Oggi, semmai, bisogna salvare gli abitanti e limitarsi a dire che abbiamo un solo pianeta equivale a dire che siamo tutti sulla stessa barca, che non c’è differenza tra i pochi che pilotano e i molti che remano, che ciascuno di noi deve adottare comportamenti virtuosi; cioè si utilizza lo stesso schema concettuale dell’individualismo metodologico dei liberisti: un solo mercato (planetario) in cui agiscono individui atomizzati considerati equipotenti.
Se restassimo sul concreto sarebbe difficile sostenere che siamo effettivamente equipotenti e uguali nelle responsabilità e negli svantaggi, nelle cause e nelle conseguenze; questa difficoltà può essere ridotta se astraiamo, facendo sparire le distinzioni tra piloti e rematori, se personalizziamo il pianeta (Madre Terra), se lo sacralizziamo trasformandolo in un “dono” di dio (inteso però come comodato d’uso), che non sarebbe nelle nostre disponibilità, che dovremmo solo custodire, curare, preservare, conservare.
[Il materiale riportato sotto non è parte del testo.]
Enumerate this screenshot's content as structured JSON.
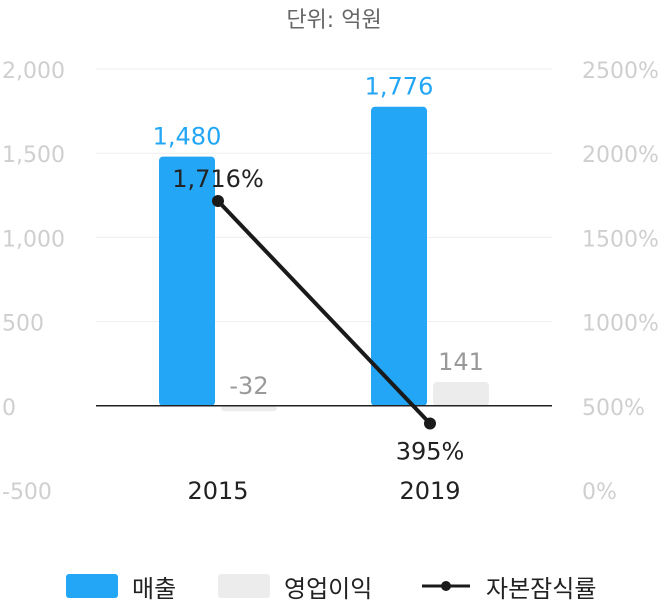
{
  "unit_label": "단위: 억원",
  "colors": {
    "revenue": "#22a6f5",
    "operating_profit": "#ececec",
    "capital_ratio": "#1a1a1a",
    "axis_text": "#cfcfcf",
    "gridline": "#eeeeee"
  },
  "chart_data": {
    "type": "bar",
    "categories": [
      "2015",
      "2019"
    ],
    "series": [
      {
        "name": "매출",
        "values": [
          1480,
          1776
        ],
        "value_labels": [
          "1,480",
          "1,776"
        ],
        "axis": "left",
        "kind": "bar"
      },
      {
        "name": "영업이익",
        "values": [
          -32,
          141
        ],
        "value_labels": [
          "-32",
          "141"
        ],
        "axis": "left",
        "kind": "bar"
      },
      {
        "name": "자본잠식률",
        "values": [
          1716,
          395
        ],
        "value_labels": [
          "1,716%",
          "395%"
        ],
        "axis": "right",
        "kind": "line"
      }
    ],
    "ylim": [
      -500,
      2000
    ],
    "yticks": [
      -500,
      0,
      500,
      1000,
      1500,
      2000
    ],
    "ytick_labels": [
      "-500",
      "0",
      "500",
      "1,000",
      "1,500",
      "2,000"
    ],
    "y2lim": [
      0,
      2500
    ],
    "y2ticks": [
      0,
      500,
      1000,
      1500,
      2000,
      2500
    ],
    "y2tick_labels": [
      "0%",
      "500%",
      "1000%",
      "1500%",
      "2000%",
      "2500%"
    ],
    "grid": true,
    "legend_position": "bottom"
  }
}
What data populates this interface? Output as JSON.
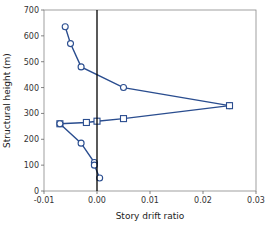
{
  "chart_data": {
    "type": "line",
    "xlabel": "Story drift ratio",
    "ylabel": "Structural height (m)",
    "xlim": [
      -0.01,
      0.03
    ],
    "ylim": [
      0,
      700
    ],
    "xticks": [
      -0.01,
      {
        "value": 0.0,
        "label": "0.00"
      },
      0.01,
      0.02,
      0.03
    ],
    "yticks": [
      0,
      100,
      200,
      300,
      400,
      500,
      600,
      700
    ],
    "color": "#2a4d8f",
    "vline_x": 0.0,
    "series": [
      {
        "x": [
          -0.006,
          -0.005,
          -0.003,
          0.005,
          0.025
        ],
        "values": [
          635,
          570,
          480,
          400,
          330
        ],
        "marker": "circle"
      },
      {
        "x": [
          -0.007,
          -0.002,
          0.0,
          0.005,
          0.025
        ],
        "values": [
          260,
          265,
          270,
          280,
          330
        ],
        "marker": "square"
      },
      {
        "x": [
          -0.007,
          -0.003,
          -0.0005,
          -0.0005,
          0.0005
        ],
        "values": [
          260,
          185,
          110,
          100,
          50
        ],
        "marker": "circle"
      }
    ]
  }
}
Non concentrarsi sulle necessarie politiche strutturali (quelle che incidono effettivamente sui cambiamenti climatici: politiche industriali, piani energetici, ecc.) ma prevalentemente sulle responsabilità dei singoli individui, genera inevitabilmente frustrazioni proprio perché i comportamenti individuali incidono poco; la sacralizzazione della “natura” favorisce il ripiegamento su un gesto simbolico che tranquillizza, che attenua il senso di colpa, che assolve (i piccoli gesti consolatori ormai diventati conformisti e assunti anche dalla pubblicità televisiva: chiudere il rubinetto per non sprecare acqua, la bottiglietta in metallo anziché in plastica).
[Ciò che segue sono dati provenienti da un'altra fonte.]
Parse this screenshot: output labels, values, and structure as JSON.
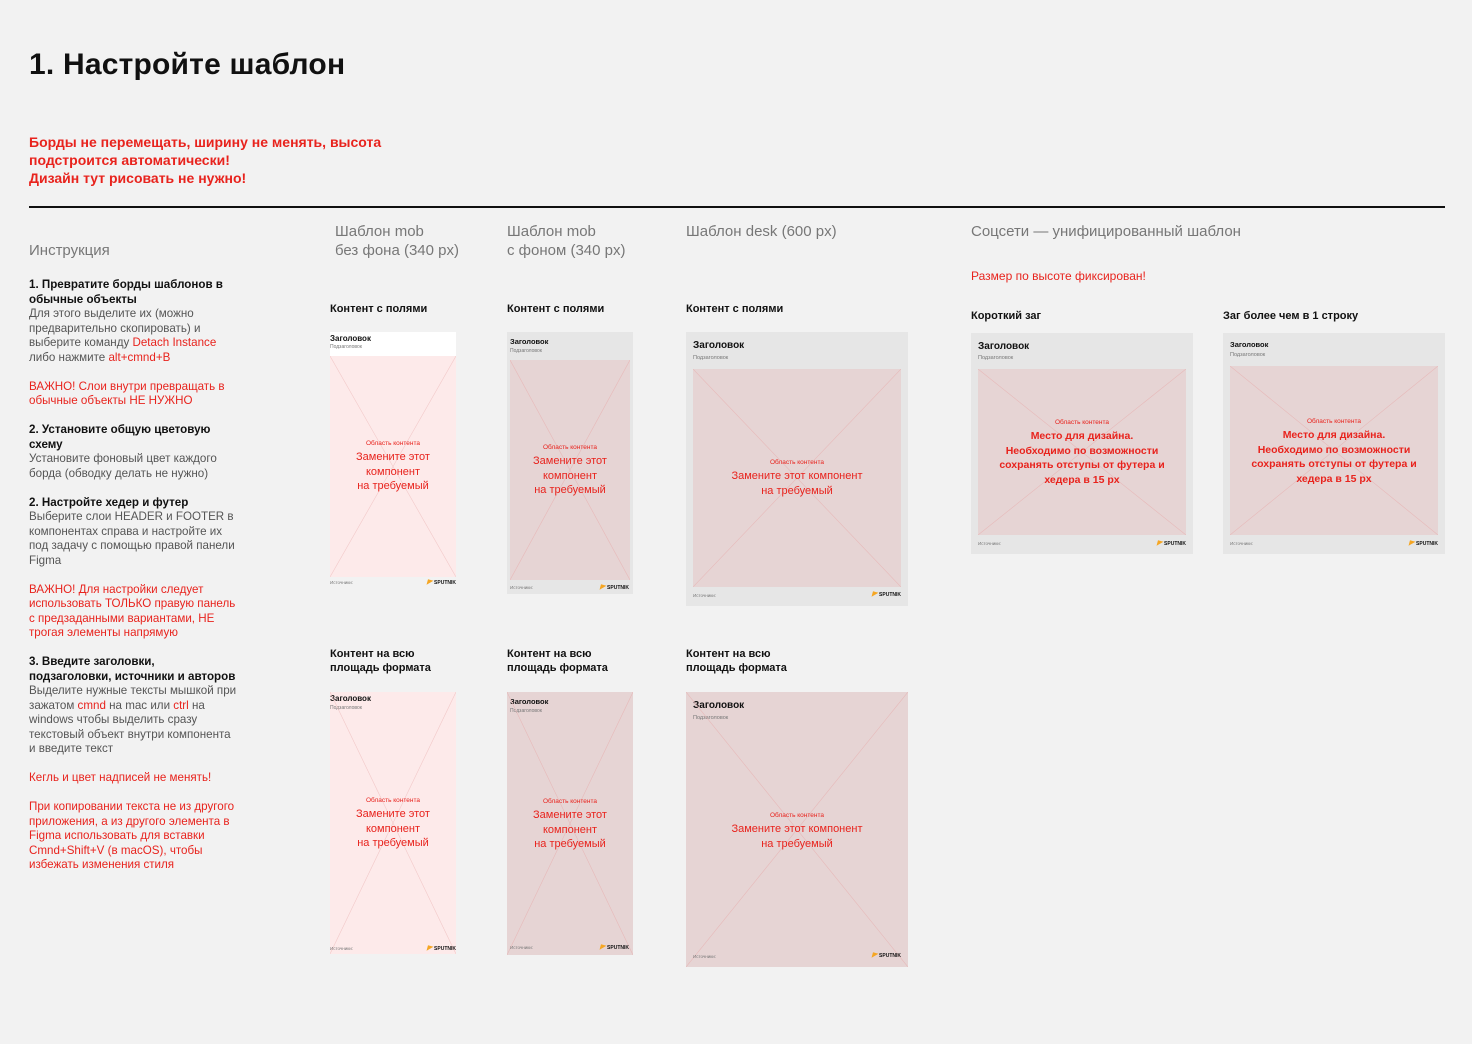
{
  "page": {
    "title": "1. Настройте шаблон",
    "warning": [
      "Борды не перемещать, ширину не менять, высота",
      "подстроится автоматически!",
      "Дизайн тут рисовать не нужно!"
    ]
  },
  "instructions": {
    "heading": "Инструкция",
    "s1_title": "1. Превратите борды шаблонов в обычные объекты",
    "s1_text_a": "Для этого выделите их (можно предварительно скопировать) и выберите команду ",
    "s1_link": "Detach Instance",
    "s1_text_b": " либо нажмите ",
    "s1_keys": "alt+cmnd+B",
    "s1_warn": "ВАЖНО! Слои внутри превращать в обычные объекты НЕ НУЖНО",
    "s2_title": "2. Установите общую цветовую схему",
    "s2_text": "Установите фоновый цвет каждого борда (обводку делать не нужно)",
    "s3_title": "2. Настройте хедер и футер",
    "s3_text": "Выберите слои HEADER и FOOTER в компонентах справа и настройте их под задачу с помощью правой панели Figma",
    "s3_warn": "ВАЖНО! Для настройки следует использовать ТОЛЬКО правую панель с предзаданными вариантами, НЕ трогая элементы напрямую",
    "s4_title": "3. Введите заголовки, подзаголовки, источники и авторов",
    "s4_text_a": "Выделите нужные тексты мышкой при зажатом ",
    "s4_key1": "cmnd",
    "s4_text_b": " на mac или ",
    "s4_key2": "ctrl",
    "s4_text_c": " на windows чтобы выделить сразу текстовый объект внутри компонента и введите текст",
    "s4_warn1": "Кегль и цвет надписей не менять!",
    "s4_warn2": "При копировании текста не из другого приложения, а из другого элемента в Figma использовать для вставки Cmnd+Shift+V (в macOS), чтобы избежать изменения стиля"
  },
  "columns": {
    "mob_nobg": [
      "Шаблон mob",
      "без фона (340 px)"
    ],
    "mob_bg": [
      "Шаблон mob",
      "с фоном (340 px)"
    ],
    "desk": "Шаблон desk (600 px)",
    "social": "Соцсети — унифицированный шаблон",
    "social_note": "Размер по высоте фиксирован!"
  },
  "labels": {
    "with_margins": "Контент с полями",
    "full_area": [
      "Контент на всю",
      "площадь формата"
    ],
    "short_title": "Короткий заг",
    "long_title": "Заг более чем в 1 строку"
  },
  "card": {
    "title": "Заголовок",
    "subtitle": "Подзаголовок",
    "area_label": "Область контента",
    "replace": [
      "Замените этот",
      "компонент",
      "на требуемый"
    ],
    "replace_desk": [
      "Замените этот компонент",
      "на требуемый"
    ],
    "social_text": [
      "Место для дизайна.",
      "Необходимо по возможности",
      "сохранять отступы от футера и",
      "хедера в 15 px"
    ],
    "source": "Источники:",
    "logo": "SPUTNIK"
  },
  "colors": {
    "accent": "#e8231d",
    "bg": "#f2f2f2",
    "card_grey": "#e6e6e6",
    "area_pink": "#e6d4d4",
    "area_light": "#fdeaea",
    "logo_orange": "#f5a623"
  }
}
Invece di criticare gli approcci irrazionali e poco lungimiranti all’utilizzo delle risorse naturali, viene spesso proposto un grappolo di significati che richiamano la natura violata, l’età dell’oro ormai corrotta, il paradiso perduto a causa dell’hubris, della superbia dell’umanità che pretende di auto-determinarsi. C’è dunque il grappolo che connette i campi semantici di progresso, razionalità scientifica, diritti, protagonismo, attivizzazione, futuro, socialismo; e il grappolo contrapposto della convergenza tra premoderno religioso e postmoderno neoliberista che, invece, mostra la contiguità di conservazione, amore, custodia, cura, filantropia, attesa, passivizzazione, delega, salvazione.
Il pensiero debole e postmoderno ha proclamato la fine delle ideologie adottando implicitamente l’ideologia dominante, ovvero un pensiero forte che da decenni ha sconfitto la visione del mondo di tipo egualitario, socialista, favorendone prima la scomposizione in monotematiche (in movimenti single issue), riuscendo poi a deformarne i significati e a sussumerli, cioè a ricondurre i concetti particolari (iponimi) nell’ambito di un concetto più generale (iperonimo), quello dell’ideologia liberista diventata egemone.
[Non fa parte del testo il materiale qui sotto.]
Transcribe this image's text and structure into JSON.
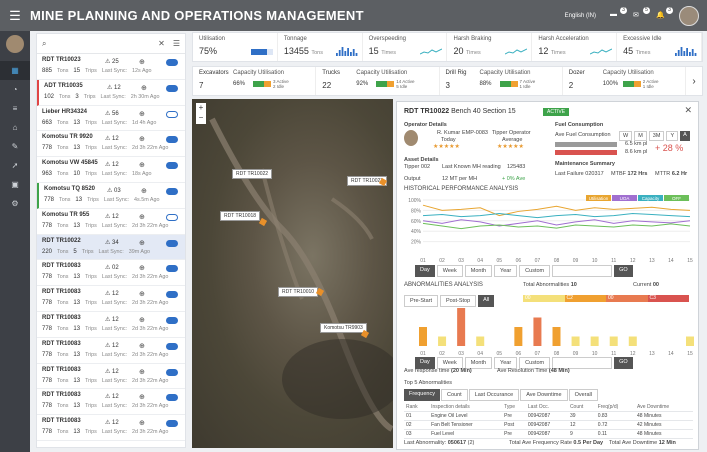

Lo si può notare in particolare nel Terzo settore, dove la lotta condotta dal neoliberismo contro il welfare universalistico ha segnato importanti successi, semantici e materiali, con la diffusione del principio di sussidiarietà e della retorica bottom-up, “dal basso”, cioè del presunto ruolo salvifico del Terzo settore contro la presunta inefficienza e insostenibilità dello “statalismo”, con la diffusione della sanità convenzionata e della scuola paritaria.
Chi vuole cambiare questo mondo (non accontentandosi di “salvarlo” solo simbolicamente) deve contribuire a ri-elaborare una visione del mondo egualitaria, che individui con logica intersezionale oppressi e oppressori, i loro interessi concreti e le loro rappresentanze, innanzi tutto con una battaglia culturale, con un linguaggio autonomo e unificante. Perché le parole sono importanti.